Un autre point majeur est comme nous l'avons vu à plusieurs reprise celui du coût des liaisons loués, 5 à 10 fois plus onéreuses qu'en Amérique du Nord sans que l'on puisse bien trouver une explication économique à cet écart

Le développement rapide d'Internet implique que nos entreprises trouvent en France des tarifs analogues à ceux pratiqués outre atlantique, notamment pour les liaisons à haut débit (ce qui implique donc une division par 5 ou 10 de certains tarifs voir page 264 )

L'AFTEL notait dans son rapport annuel : "le peu d'empressement de France Télécom à se créer sa propre concurrence freine considérablement l'extension d'expériences qui se sont montrées très positives : un jugement récent a condamné France Télécom pour sa mauvaise volonté...elle s'est empressée de faire appel"

Enfin une solution doit être rapidement trouvé pour l'annuaire universel en en confiant la gestion à un organisme dont la neutralité ne peut être soupçonnée

Une saine concurrence nécessite aussi la transparence et donc la fourniture d'une information objective au consommateur: les fournisseurs d'accès devraient avoir l'obligation de publier des statistiques de qualité de service: Nb d'abonné/modem. Débit moyen observé sur la journée. Débit minimum. Débit vers les US / abonné...

Voir sur ces sujets le rapport Merlin www.telecom.gouv.fr/francais/activ/techno/rap_merlin0499.htm

8.2.1.6 Devenir des acteurs encore plus actifs de la construction d'un droit nécessairement international: le problème du ressort

Comme l'a souligné le Conseil d'Etat www.internet.gouv.fr/francais/textesref/rapce98/accueil.htm dans son récent rapport, Le développement d'Internet dans le commerce mondial implique que les règles de droit et les modalités de gestion des conflits soient convenablement définies et... applicables.

"l'Internet ne change rien aux principes du droit "il n'existe pas et il n'est nul besoin d'un droit spécifique de l'Internet et des réseaux, considère le rapporteur Isabelle Falque-Pierrotin, En matière pénale, les règles sont claires et permettent d'appliquer la loi française dans la plupart des cas.

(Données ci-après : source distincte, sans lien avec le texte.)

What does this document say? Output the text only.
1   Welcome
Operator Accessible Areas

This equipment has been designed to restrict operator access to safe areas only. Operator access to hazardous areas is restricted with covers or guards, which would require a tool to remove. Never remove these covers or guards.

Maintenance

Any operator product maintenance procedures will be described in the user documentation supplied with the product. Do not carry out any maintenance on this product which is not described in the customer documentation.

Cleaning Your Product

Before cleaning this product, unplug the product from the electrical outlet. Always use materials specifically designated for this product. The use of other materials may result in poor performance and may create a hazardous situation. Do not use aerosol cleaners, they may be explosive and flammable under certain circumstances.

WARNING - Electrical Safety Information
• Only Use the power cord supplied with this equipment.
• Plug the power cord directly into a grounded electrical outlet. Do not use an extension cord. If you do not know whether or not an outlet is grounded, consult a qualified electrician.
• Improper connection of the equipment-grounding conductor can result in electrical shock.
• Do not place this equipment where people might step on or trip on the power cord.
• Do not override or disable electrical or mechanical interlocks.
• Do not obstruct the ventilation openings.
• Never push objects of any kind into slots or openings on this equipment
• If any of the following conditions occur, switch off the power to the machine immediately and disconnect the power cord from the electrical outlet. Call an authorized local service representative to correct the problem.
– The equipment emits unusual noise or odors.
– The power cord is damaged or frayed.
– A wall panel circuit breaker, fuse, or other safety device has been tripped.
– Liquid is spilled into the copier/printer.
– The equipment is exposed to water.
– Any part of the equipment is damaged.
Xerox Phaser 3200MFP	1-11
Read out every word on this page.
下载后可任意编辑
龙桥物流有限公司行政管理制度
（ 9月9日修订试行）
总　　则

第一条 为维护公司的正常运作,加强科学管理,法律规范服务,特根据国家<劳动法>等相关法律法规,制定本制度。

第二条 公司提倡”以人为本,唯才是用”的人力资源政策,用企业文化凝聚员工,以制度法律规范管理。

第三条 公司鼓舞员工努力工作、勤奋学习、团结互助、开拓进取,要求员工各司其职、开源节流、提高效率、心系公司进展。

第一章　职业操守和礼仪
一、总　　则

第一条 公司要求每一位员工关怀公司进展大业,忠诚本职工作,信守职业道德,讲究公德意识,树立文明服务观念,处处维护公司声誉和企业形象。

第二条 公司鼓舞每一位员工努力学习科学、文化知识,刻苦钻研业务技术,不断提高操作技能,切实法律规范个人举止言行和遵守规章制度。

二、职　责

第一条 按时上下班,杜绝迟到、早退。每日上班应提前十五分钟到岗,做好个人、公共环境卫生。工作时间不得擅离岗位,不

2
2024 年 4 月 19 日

En matière civile, il convient pour l'instant aux règles du droit international privé existantes"

mais ces règles deviennent en fait comme le conseil le souligne lui-même, dans de nombreux cas inapplicables "encadrement national un peu théorique", "bouleversement profond de nos modes de réflexion", "réglementations spécifiques qui risquent de ne pas être appliquées", "inadaptation partielle du cadre conventionnel", "difficultés qui résultent des règles actuelles de territorialité", "recouvrement des taxes qui se heurtent à de sérieuses difficulté",…et autres "problèmes pratiques sérieux":

"Passé la langue de bois, les conseillers tendent ainsi à leur employeur un étonnant miroir de son impuissance devant le développement de l'internet" Christophe Dubuit, rédacteur en chef de Netsurf

En effet pour la plupart, ces règles de droit ont été conçue dans le cadre des Etats et n'ont, par essence même, force de loi que dans leur ressort. (quand les états se sont constitués au fil de conquêtes territoriales, certaines règles en ont même parfois gardé les traces : en Alsace Lorraine par exemple). La souveraineté a jusqu'à présent une dimension essentiellement territoriale et la justice s'exerce dans ce cadre

Ces règles ont également parfois même une composante territoriale de validité (impôts locaux, exclusivité géographique d'une concession, période de solde,...)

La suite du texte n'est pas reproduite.